Zeitgeist


Sein oder Schein?

‚Sein oder Schein’ oder ‚Schein oder Sein'?

Von Karl L. Agerfeld

Mehrere Frauen haben mir in meinem Leben gesagt, ich solle etwas mehr auf passende Kleidung achten. Solche Ansagen habe ich immer mit einer mir eigenen Mischung aus Verständnislosigkeit, Beleidigtsein und unterschwelliger Entrüstung registriert: Eben passend zu meiner Kleidung.

Als wandelnden Kleiderständer für irgendwelche „brands“ habe ich mich nie verstanden und deshalb auch ein absolutes ‚Null’-Verständnis, wenn sich unsere hoffnungsvollen ‚kids‘ auf dem Schulhof gegenseitig wegen angeblich falscher Kleidung mobben und dabei auch noch ihre sozialen Herkünfte ansprechen. Wer seinen Sozialstatus mit dem Namenszug eines Klamotten-Schneiders belegen will, ist eigentlich eine arme Sau, die mit seinem gestylten Äußeren von sonstigen Defiziten ablenken will bzw. muss.

Und so treffe ich dann häufiger auf elegant gestylte Damen und Herren, die so lange ein Hingucker sind, bevor sie ihren Mund öffnen und schon mit wenigen Sätzen sich selbst enttarnen: Als relativ hirnfreie Mode-Dackel. Dennoch respektiere ich diese Leute: Jeder braucht doch eine Performance, um sich irgendwie individuell und nicht langweilig zu präsentieren.

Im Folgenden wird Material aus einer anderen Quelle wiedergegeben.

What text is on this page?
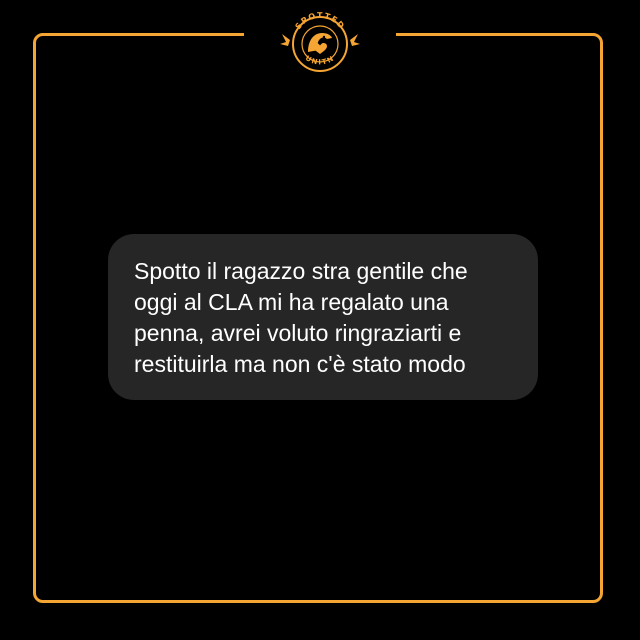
SPOTTED
UNITN

Spotto il ragazzo stra gentile che
oggi al CLA mi ha regalato una
penna, avrei voluto ringraziarti e
restituirla ma non c'è stato modo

Ein befreundeter Rechtsanwalt trägt vornehmlich englische Tweed-Sakkos, lädt zu Hauskonzerten und pflegt britischen Herrenclub-Lifestyle. Englisch spricht er nicht und um 18 Uhr trinkt er auch keinen Scotch, weil er mittags schon etwas anderes getrunken hat. Das befähigt ihn für den Rest des Tages zu rhetorischen Satz-Fragmenten, die inhaltlich und grammatikalisch auf dem Schulhof-Level der oben beschriebenen ‚kids‘ liegen. Mir wirft er immer vor, ich würde mich zu schlicht kleiden.

Ich kaufe meine Klamotten in Bonner Bekleidungsläden am Marktplatz, billig sind die nicht, aber man kann es vor Ort anziehen, prüfen ob es passt und gewinnt auch sofort den Eindruck, ob es einem steht. Wahrscheinlich habe ich aber einfach keinen besonders ausgeprägten Modegeschmack, da hatten die mich scheltenden Damen wohl Recht und wie mein Anwalt meine Garderobe findet ist mir ebenso gleichgültig wie ein im 73. Stock des Empire-Buildings in New York klemmendes Rollo.

Letztlich entscheidet jede(r) selbst, womit er/sie sich blamiert: Das funktioniert mit extravaganter Kleidung und natürlich auch mit dümmlichem Geplapper. Da bleibt in diesen wirren Zeiten nur noch der Wunsch: Bitte mehr ‚brain‘ als ‚brand‘!